Some Stock Image Mistakes that Small Business Owners Should Avoid
While creating content, one naturally has to deal with stock images. This can actually be pretty entertaining since there are stock images out there that hit every aspect of human (an non-human) behavior. Looking at random stock images is actually so entertaining that it has become something of an internet sensation, with blog profiles dedicated to finding the strangest and showcasing them for laughs. That said, unless your business is in the market for comedy, picking a silly or outright bizarre image to represent your business is not really in your best interest. On a more practical level, picking images can be made tougher purely from a design standpoint if you are going to be using them where they must blend in with a color scheme or serve as a background for text. While there are a few questions raised when trying to choose a representative image, the benefit of including visual elements in your content is well worth the time and thought.
What are you trying to say with your stock image, and who is your audience? Sometimes images seem disconnected from the subject of a landing page or post, and the reason is that the image was picked on a whim without any thought put in to how another person would perceive it. Avoiding this pitfall is simple; try to put yourself in the shoes of your customer. If you are having a hard time deciding yourself what kind of stock image to use, ask someone whose reason you trust to help you decide. A good test to see if your stock image choice makes sense is if another person can guess what the meaning of it is without the benefit of the written content that would go with it. If people “get it” just by looking at it, then you can be pretty sure that it will not be able to be misconstrued.

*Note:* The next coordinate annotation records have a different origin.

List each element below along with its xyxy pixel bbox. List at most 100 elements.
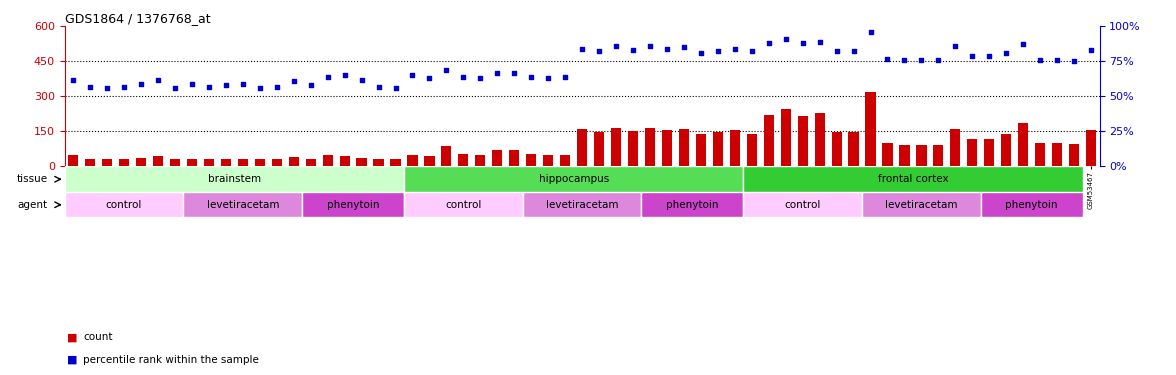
Bar — [136, 158, 146, 166]
Bar — [302, 192, 405, 217]
Text: control: control — [784, 200, 821, 210]
Point — [403, 72, 422, 78]
Point — [641, 43, 660, 49]
Point — [132, 81, 151, 87]
Bar — [153, 156, 163, 166]
Point — [301, 82, 320, 88]
Point — [216, 82, 235, 88]
Bar — [612, 128, 621, 166]
Point — [675, 44, 694, 50]
Point — [200, 84, 219, 90]
Bar — [509, 150, 520, 166]
Bar — [526, 154, 536, 166]
Text: count: count — [83, 333, 113, 342]
Point — [794, 40, 813, 46]
Bar — [984, 139, 995, 166]
Point — [352, 76, 370, 82]
Point — [997, 50, 1016, 56]
Bar — [628, 131, 639, 166]
Point — [166, 85, 185, 91]
Point — [81, 84, 100, 90]
Bar — [981, 192, 1083, 217]
Point — [776, 36, 795, 42]
Point — [963, 53, 982, 59]
Bar — [866, 92, 876, 166]
Point — [182, 81, 201, 87]
Point — [1082, 47, 1101, 53]
Text: control: control — [106, 200, 142, 210]
Bar — [288, 157, 299, 166]
Bar — [407, 155, 417, 166]
Bar — [862, 192, 981, 217]
Point — [556, 74, 575, 80]
Point — [827, 48, 846, 54]
Text: ■: ■ — [67, 333, 78, 342]
Bar — [900, 146, 909, 166]
Point — [760, 40, 779, 46]
Text: levetiracetam: levetiracetam — [546, 200, 619, 210]
Point — [742, 48, 761, 54]
Bar — [713, 132, 723, 166]
Point — [98, 85, 116, 91]
Text: percentile rank within the sample: percentile rank within the sample — [83, 355, 260, 365]
Bar — [950, 129, 961, 166]
Bar — [743, 192, 862, 217]
Bar — [1053, 143, 1062, 166]
Bar — [730, 130, 740, 166]
Point — [285, 78, 303, 84]
Point — [250, 85, 269, 91]
Bar — [65, 192, 183, 217]
Bar — [781, 108, 790, 166]
Point — [810, 39, 829, 45]
Point — [980, 53, 998, 59]
Point — [64, 76, 82, 82]
Bar — [747, 134, 757, 166]
Text: phenytoin: phenytoin — [1005, 200, 1058, 210]
Text: agent: agent — [18, 200, 48, 210]
Point — [1031, 57, 1050, 63]
Bar — [641, 192, 743, 217]
Bar — [405, 192, 523, 217]
Bar — [187, 159, 198, 166]
Bar — [577, 129, 587, 166]
Point — [691, 50, 710, 56]
Bar — [916, 146, 927, 166]
Bar — [65, 166, 405, 192]
Text: frontal cortex: frontal cortex — [877, 174, 948, 184]
Text: levetiracetam: levetiracetam — [886, 200, 957, 210]
Bar — [743, 166, 1083, 192]
Bar — [1018, 123, 1028, 166]
Bar — [1085, 130, 1096, 166]
Point — [319, 74, 338, 80]
Bar — [340, 156, 349, 166]
Bar — [475, 155, 486, 166]
Text: phenytoin: phenytoin — [327, 200, 380, 210]
Bar — [882, 143, 893, 166]
Bar — [848, 132, 858, 166]
Point — [878, 56, 897, 62]
Bar — [560, 155, 570, 166]
Bar — [763, 115, 774, 166]
Bar — [272, 159, 282, 166]
Text: ■: ■ — [67, 355, 78, 365]
Point — [607, 43, 626, 49]
Bar — [119, 159, 129, 166]
Bar — [797, 116, 808, 166]
Bar — [68, 155, 79, 166]
Bar — [679, 129, 689, 166]
Point — [657, 46, 676, 52]
Point — [369, 84, 388, 90]
Point — [539, 75, 557, 81]
Text: phenytoin: phenytoin — [666, 200, 719, 210]
Bar — [356, 158, 367, 166]
Text: control: control — [446, 200, 481, 210]
Point — [335, 72, 354, 78]
Point — [420, 75, 439, 81]
Bar — [523, 192, 641, 217]
Bar — [85, 159, 95, 166]
Point — [488, 69, 507, 75]
Point — [573, 46, 592, 52]
Bar — [425, 156, 434, 166]
Bar — [459, 154, 468, 166]
Point — [861, 29, 880, 35]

Your stock image should match the tone of your message. Sometimes a stock image makes sense logically, but seems contextually out of place when dropped into the middle of your website. Before choosing a set of images, it is a good idea to evaluate the theme and tone of your business’s message in order to keep things consistent. Your tone should be one that is appropriate to and resonates with your target demographic. Ultimately, how you approach all of your marketing, including content creation, should be informed by both your historical data and market research.
Avoid vulgar images or images that have the capacity to be misconstrued. Unless it is your express intention to create a little controversy, it is a good idea to steer clear of images that are intentionally or unintentionally provocative. It’s already tough to manage a business’s digital reputation, so there is no need for you to make it harder on yourself by creating reasons for people to get upset. If you have any doubts as to whether or not a stock image is appropriate, you should probably just scrap it and find a new one. There are plenty of stock images out there and it’s just not worth putting up something with any potential for conflict.